文化遺産
No.74
旧鮎川小学校

由利本荘市南福田字上鳴瀬1-3

 旧由利町北端、子吉川支流の鮎川沿いの南福田地区にある旧鮎川小学校は、かつてどこにもあった懐かしの学校建築である。近年の少子化にともなって由利地区に三校あった小学校は統合されて現在由利小学校となっている。
 旧鮎川小学校の沿革が書かれた記念碑が小学校の前庭に残されている。それによると、この小学校は明治7年(1874)、現在地よりやや上流部にある町村の瑞光寺を仮校舎として開校した。同26年(1893)11月22日に東鮎川字山崎に校舎を新築移転し鮎川小学校となった。
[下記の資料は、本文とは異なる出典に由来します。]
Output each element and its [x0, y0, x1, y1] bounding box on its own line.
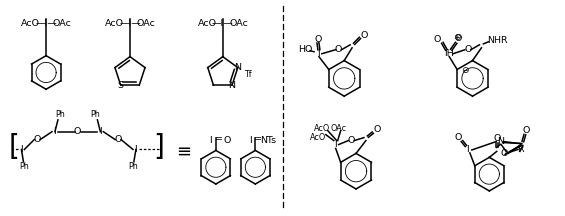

さらに昭和29年(1954)、鮎川中学校がこの鮎川小学校がある土地に新校舎の竣工をみた。その後、昭和45年(1970)にここが由利町立鮎川小学校となって平成16年3月に閉校となるまで地域の学び舎となった。小学校は130年の歴史に幕を閉じたが、この間の卒業生は3155名を数えるという。
 校舎は築後50年を経ているが、地元産の良質な杉材を使っているため、今も堅牢そのものである。木造平屋切妻の校舎が三棟と体育館が南北に並び、それぞれ渡り廊下で結ばれ、分舎化された校舎の切妻と瓦葺きの屋根が非常に落ち着いた雰囲気を醸し出している。学校敷地は24.504平方メートル、校舎面積は8.272平方メートルである。
 校舎の内部もまた昭和の教育遺産ともいうべき立派なもので、純和風の礼法室や音楽室、木質の体育館、それに外部の日本庭園、桜並木などまわりの環境ともよく馴染んでいる。現在、文化遺産として保存と利活用が卒業生はじめ地元の有志の方々によって検討されている。